Galaxy Metal Gear, Inc. Direct Access Technology, Inc. (DAT) applied for METAL GEAR for hard drive enclosures. It had them manufactured by a company, DataStor, that had not previously been making this type of enclosure. DataStor breached its exclusive arrangement with Galaxy DAT and sold the same enclosures with the same mark to the opposer. The opposer then alleged fraud in its opposition, claiming, unsuccessfully, that Galaxy DAT wasn’t the owner of the mark but simply a “mere importer and distributor” of the manufacturer’s goods.
The TTAB referred to the relationship between
Galaxy DAT and DataStor as “OEM,” a term commonly understood to refer to goods manufactured by one company and sold to another to be retailed under the purchasing company’s brand name. Indeed, the relationship between the manufacturer and the trademark owner here looks like a standard OEM arrangement to me:
|Q: At the time the application was filed, do you believe that Metal Gear was DAT’s trademark?
Q: How about today?
A: Still is.
Q: Why do you believe it’s DAT’s trademark?

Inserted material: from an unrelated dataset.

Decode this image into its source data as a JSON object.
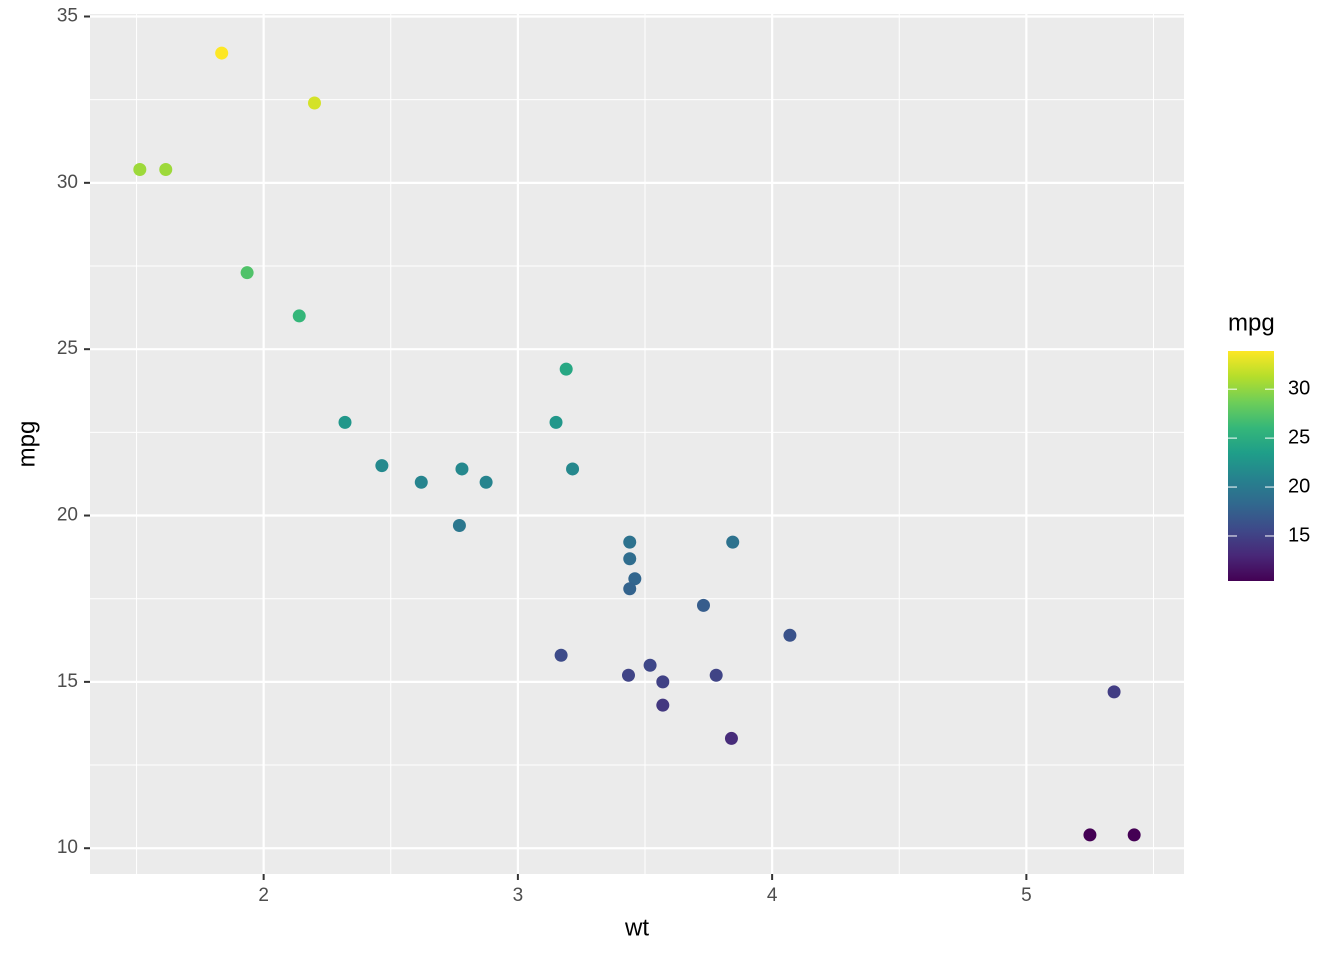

A: Because we came up with the brand name and we contact the manufacturer to manufacture product for us under the brand name.
Q: Who set the specifications for the product?
A: I did. DAT did.
Q: Did you personally come up with the specifications for the product?
Galaxy DAT also used several manufacturers and instructed them all to put the mark on the goods.
Galaxy DAT thought up the mark, spec’d the goods, and arranging for manufacturing with several companies – in other words, did what every brand name company who manufactures offshore does. The opposer then bought unauthorized goods and had the nerve to claim that the cheating manufacturer owned the mark. I should hope a fraud claim wouldn’t fly.
* Thanks to Anonymous, commenting on the TTABlog, for catching the Galaxy-DAT error, now corrected. Whoops. Teach me to blog too late at night.
Galaxy Metal Gear, Inc. v. Direct Access Tech., Inc., Opp. No. 91184213 (TTAB August 10, 2010).